El amor por los tiranos

enero 29, 2019

TEGUCIGALPA, HONDURAS

Nadie que tenga un juicio democrático en el mundo, puede defender a gobernantes que son dictadores declarados y confesos, por ende, tiranos en el ejercicio del poder. Decir que la de Venezuela es una democracia ejemplar es aceptar que se está tirado de los cabellos y que hay tuercas mal ajustadas en esa maquinaria maravillosa que es el razonamiento. Muchos intelectuales hondureños que pernoctan en la izquierda cavernaria, se pierden al manifestar una admiración por un dictador consumado como Nicolás Maduro, que ha cometido crímenes de lesa humanidad, y por los cuales ya se le  levantó un expediente en la Corte Penal Internacional.



El historiador Mark Lilla, explicando este extraño cariño que los intelectuales de izquierda le profesan a dictadores como Fidel Castro, Maduro y Ortega, le denomina “tiranofilia” o amor por los tiranos, lo cual se debe a que las posiciones políticas basadas en los intereses y perspectivas de grupos sociales con los cuales los personajes se identifican, los lleva a perder la razón para declararse fervientes seguidores de los tiranos. Pero no solo Mark Lilla ha hecho este tipo de observaciones, otro distinguido profesional de la sicología, el Dr. Steven Pinker, en una de sus obras se refiere a este fenómeno de enamoramiento que ha hecho que los tiranos disfruten del apoyo de reconocidos intelectuales.

Gabriel García Márquez se deshacía en elogios para el tirano Fidel Castro, con lo cual logró ganarse el cariño del dictador cubano, mientras Castro era señalado por asesinatos en masa de ciudadanos cubanos que disentían de sus ideas. Por este enamoramiento de García Márquez con Fidel Castro, empezó la ruptura de la amistad con su colega, el escritor peruano Mario Vargas Llosa, quien después de militar en células marxistas en Perú, renunció a su admiración por Fidel al constatar personalmente la represión brutal desatada por el régimen de Castro contra miles de cubanos.

Los intelectuales de izquierda en Honduras y en muchos países de caracterizan por detestar a su propia nación, a su país, y en cambio se permiten fantasear con los enemigos de la democracia, que son enemigos del país. Estos intelectuales tiranófilos, como los denomina el historiador Mark Lilla, se manejan en un afán ofensivo contra su país, y no se les ocurre otra cosa que aprovechar sus trabajos y sus espacios donde se proyectan a la sociedad, para vivir venerando a los tiranos. En el ambiente democrático hondureño, encuentran cabida en las páginas de opinión de los periódicos, y con frecuencia ilustran su amor por los tiranos. Por ejemplo, leyendo esas columnas vemos que para uno de nuestros más distinguidos intelectuales Nicolás Maduro es una especie de héroe, al que hay que imitarlo al grado de ver como hacemos para que Honduras siga la ruta de la Venezuela destrozada por ese tirano.

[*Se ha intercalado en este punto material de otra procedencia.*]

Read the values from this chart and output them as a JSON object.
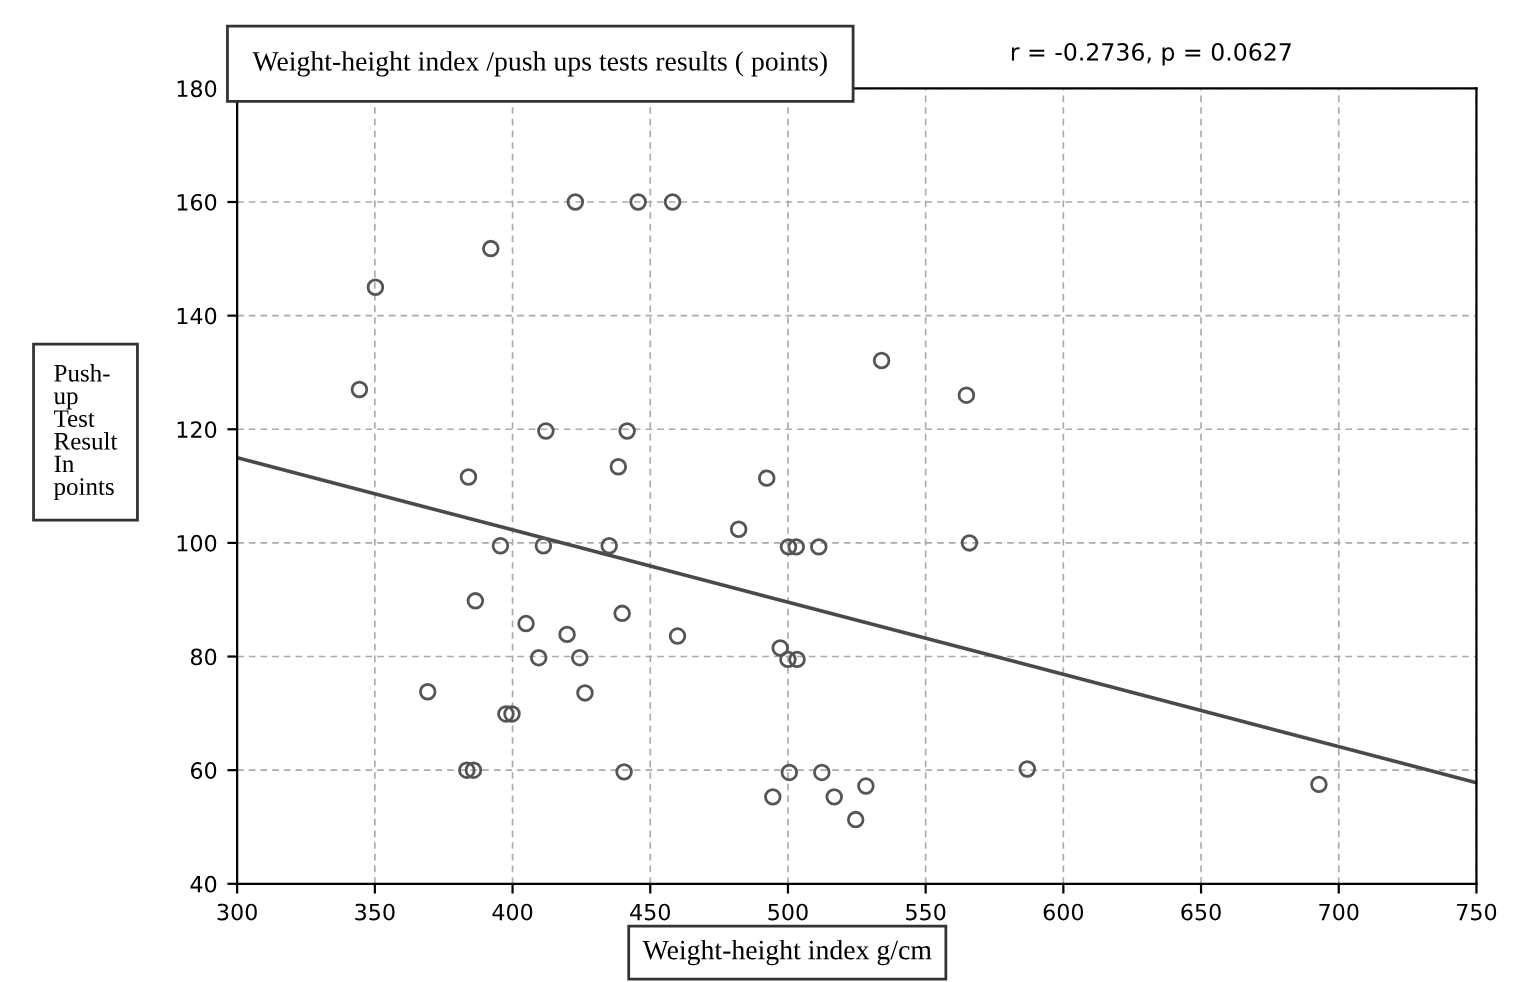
{
  "chart_data": {
    "type": "scatter",
    "title": "Weight-height index /push ups tests results ( points)",
    "xlabel": "Weight-height index g/cm",
    "ylabel": "Push-\nup\nTest\nResult\nIn\npoints",
    "annotations": [
      "r = -0.2736, p = 0.0627"
    ],
    "xlim": [
      300,
      750
    ],
    "ylim": [
      40,
      180
    ],
    "xticks": [
      300,
      350,
      400,
      450,
      500,
      550,
      600,
      650,
      700,
      750
    ],
    "yticks": [
      40,
      60,
      80,
      100,
      120,
      140,
      160,
      180
    ],
    "grid": true,
    "marker": "circle",
    "series": [
      {
        "color": "#555555",
        "x": [
          422.8,
          445.6,
          458.1,
          392.1,
          350.2,
          344.4,
          412.1,
          441.6,
          438.4,
          384,
          492.3,
          482.1,
          395.6,
          411.2,
          435.1,
          500.2,
          503,
          511.2,
          534,
          564.8,
          565.9,
          386.5,
          404.9,
          419.8,
          439.8,
          459.9,
          409.5,
          424.4,
          369.2,
          426.3,
          397.6,
          399.8,
          383.4,
          385.8,
          440.5,
          497.2,
          500,
          503.3,
          500.5,
          512.3,
          494.5,
          516.8,
          528.3,
          524.6,
          586.9,
          692.8
        ],
        "values": [
          160,
          160,
          160,
          151.8,
          145,
          127,
          119.7,
          119.7,
          113.4,
          111.6,
          111.4,
          102.4,
          99.5,
          99.5,
          99.5,
          99.3,
          99.3,
          99.3,
          132.1,
          126,
          100,
          89.8,
          85.8,
          83.9,
          87.6,
          83.6,
          79.8,
          79.8,
          73.8,
          73.6,
          69.9,
          69.9,
          60,
          60,
          59.7,
          81.5,
          79.5,
          79.5,
          59.6,
          59.6,
          55.3,
          55.3,
          57.2,
          51.3,
          60.2,
          57.5
        ]
      },
      {
        "type": "line",
        "color": "#4a4a4a",
        "x": [
          300,
          750
        ],
        "values": [
          115,
          57.8
        ],
        "marker": "none"
      }
    ]
  }
}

No hay nada más ofensivo para los hondureños que haya personas obstinadas en querer convencernos que si hay ejemplo donde debemos poner la vista para imitarlos como modelo de gobierno, es el de Maduro en Venezuela. Estos intelectuales de izquierda, casi se inmolan en cada uno de sus artículos, por convencernos que los hondureños debemos simpatizar con los esfuerzos destructivos del tirano venezolano Nicolás Maduro, en un exceso de tiranofilia que los retrata como enfermos del pensamiento.

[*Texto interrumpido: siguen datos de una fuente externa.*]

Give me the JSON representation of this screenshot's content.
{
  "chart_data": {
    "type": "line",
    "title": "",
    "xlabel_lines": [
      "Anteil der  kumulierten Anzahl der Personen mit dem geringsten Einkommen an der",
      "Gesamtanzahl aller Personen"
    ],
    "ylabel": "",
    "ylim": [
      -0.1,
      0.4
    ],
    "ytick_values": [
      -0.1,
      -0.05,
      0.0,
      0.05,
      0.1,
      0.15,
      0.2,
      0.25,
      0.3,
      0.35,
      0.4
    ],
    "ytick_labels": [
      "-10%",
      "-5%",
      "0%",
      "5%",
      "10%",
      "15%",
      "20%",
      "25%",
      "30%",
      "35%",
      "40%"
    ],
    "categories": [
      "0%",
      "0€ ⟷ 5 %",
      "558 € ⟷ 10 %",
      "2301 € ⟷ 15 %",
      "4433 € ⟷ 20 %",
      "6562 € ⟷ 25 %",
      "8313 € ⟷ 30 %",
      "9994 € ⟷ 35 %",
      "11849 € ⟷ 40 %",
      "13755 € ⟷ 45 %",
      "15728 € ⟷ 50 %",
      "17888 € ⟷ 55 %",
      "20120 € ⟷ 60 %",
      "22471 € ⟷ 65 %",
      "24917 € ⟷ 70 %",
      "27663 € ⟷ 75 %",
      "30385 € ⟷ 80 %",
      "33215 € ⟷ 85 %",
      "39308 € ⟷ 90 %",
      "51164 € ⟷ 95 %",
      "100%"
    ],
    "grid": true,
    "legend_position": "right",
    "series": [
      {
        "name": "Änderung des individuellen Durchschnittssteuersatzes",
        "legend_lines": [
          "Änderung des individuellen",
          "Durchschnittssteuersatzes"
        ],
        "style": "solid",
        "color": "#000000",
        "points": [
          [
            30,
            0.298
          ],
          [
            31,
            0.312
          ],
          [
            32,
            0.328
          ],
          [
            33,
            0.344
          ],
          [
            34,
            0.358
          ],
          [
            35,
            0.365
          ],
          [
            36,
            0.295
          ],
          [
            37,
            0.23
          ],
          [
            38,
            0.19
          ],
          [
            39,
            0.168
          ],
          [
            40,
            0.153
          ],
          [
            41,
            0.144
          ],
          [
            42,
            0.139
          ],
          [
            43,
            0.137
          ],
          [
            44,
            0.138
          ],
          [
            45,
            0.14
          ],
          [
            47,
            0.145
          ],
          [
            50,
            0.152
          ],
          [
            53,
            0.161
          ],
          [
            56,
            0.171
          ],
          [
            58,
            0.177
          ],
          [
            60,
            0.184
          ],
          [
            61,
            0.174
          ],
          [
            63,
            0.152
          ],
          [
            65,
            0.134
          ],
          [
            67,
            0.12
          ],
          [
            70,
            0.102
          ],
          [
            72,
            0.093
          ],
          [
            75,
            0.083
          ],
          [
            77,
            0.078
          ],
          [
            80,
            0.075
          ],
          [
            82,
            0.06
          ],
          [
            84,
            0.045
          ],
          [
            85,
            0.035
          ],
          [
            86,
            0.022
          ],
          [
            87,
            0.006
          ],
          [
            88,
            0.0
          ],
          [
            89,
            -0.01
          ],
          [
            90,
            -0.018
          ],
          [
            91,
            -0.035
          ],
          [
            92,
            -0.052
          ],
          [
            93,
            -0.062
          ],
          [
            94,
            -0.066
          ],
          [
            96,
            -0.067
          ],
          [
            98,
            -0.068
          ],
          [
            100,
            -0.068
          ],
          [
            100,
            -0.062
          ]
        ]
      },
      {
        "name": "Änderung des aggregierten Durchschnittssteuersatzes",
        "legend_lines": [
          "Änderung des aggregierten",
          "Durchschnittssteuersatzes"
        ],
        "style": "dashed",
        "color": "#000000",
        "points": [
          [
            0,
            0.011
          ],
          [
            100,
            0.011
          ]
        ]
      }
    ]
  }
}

Dos escritores, Thomas Sowell y Paul Hollander, llegaron a creer que la mayoría de los intelectuales no se sienten apreciados por los sectores de la democracia y de allí se desprende su desprecio por la democracia, desprecio que trasciende al ciudadano común, y eso explica que los tiranos en cambio, aprovechan esta situación y se derriten en atenciones con los intelectuales, como pasó con Fidel Castro y Gabriel García Márquez.

Pero también está la voluntad de poder que existe en la mentalidad de algunos intelectuales, que al no ser bien aceptados por los gobiernos democráticos, y ver que los tiranos les reconocen sus méritos, terminan derretidos expresando una constante admiración por los dictadores.

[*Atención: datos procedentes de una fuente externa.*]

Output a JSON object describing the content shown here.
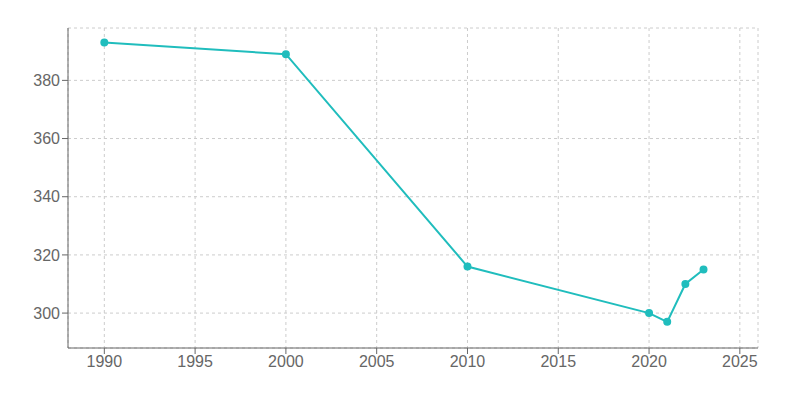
{
  "chart_data": {
    "type": "line",
    "x": [
      1990,
      2000,
      2010,
      2020,
      2021,
      2022,
      2023
    ],
    "values": [
      393,
      389,
      316,
      300,
      297,
      310,
      315
    ],
    "color": "#20BDBD",
    "marker": "circle",
    "xlim": [
      1988,
      2026
    ],
    "xticks": [
      1990,
      1995,
      2000,
      2005,
      2010,
      2015,
      2020,
      2025
    ],
    "ylim": [
      288,
      398
    ],
    "yticks": [
      300,
      320,
      340,
      360,
      380
    ],
    "grid": true
  }
}
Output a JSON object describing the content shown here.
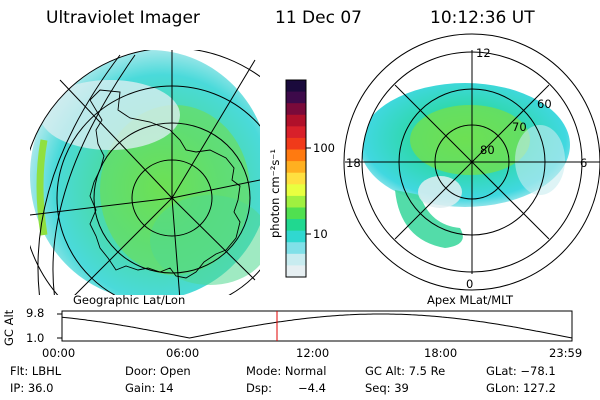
{
  "header": {
    "instrument": "Ultraviolet Imager",
    "date": "11 Dec 07",
    "time": "10:12:36 UT"
  },
  "colorbar": {
    "unit_label": "photon cm⁻²s⁻¹",
    "ticks": [
      "100",
      "10"
    ],
    "colors": [
      "#1a0a3c",
      "#3d0a4a",
      "#7a0a3a",
      "#b0102a",
      "#d8202a",
      "#f03a1a",
      "#ff7a10",
      "#ffb020",
      "#ffe040",
      "#e8ff40",
      "#a0f040",
      "#50e050",
      "#20d890",
      "#30d8d0",
      "#80e0e8",
      "#c8ecf0",
      "#e6eff2"
    ]
  },
  "left_panel": {
    "caption": "Geographic Lat/Lon"
  },
  "right_panel": {
    "caption": "Apex MLat/MLT",
    "mlt_labels": {
      "top": "12",
      "left": "18",
      "right": "6",
      "bottom": "0"
    },
    "lat_labels": [
      "60",
      "70",
      "80"
    ]
  },
  "gc_alt_plot": {
    "ylabel": "GC Alt",
    "yticks": [
      "9.8",
      "1.0"
    ],
    "xticks": [
      "00:00",
      "06:00",
      "12:00",
      "18:00",
      "23:59"
    ],
    "marker_color": "#e00000"
  },
  "info": {
    "flt": "Flt: LBHL",
    "door": "Door: Open",
    "mode": "Mode: Normal",
    "gc_alt": "GC Alt: 7.5 Re",
    "glat": "GLat: −78.1",
    "ip": "IP: 36.0",
    "gain": "Gain: 14",
    "dsp_label": "Dsp:",
    "dsp_value": "−4.4",
    "seq": "Seq: 39",
    "glon": "GLon: 127.2"
  }
}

Cuando usted lea las columnas de algunos de nuestros apreciados intelectuales de izquierda, manifestando su afinidad con los dictadores y tiranos, ya sabrá la razón de esta preferencia. Y la razón que explica esta conducta de los intelectuales es una: es considerar que sus méritos son mejor apreciados por los tiranos, de allí les proviene su tiranofilia.

Así son las cosas y así se las hemos contado hoy martes 29 de enero de 2019.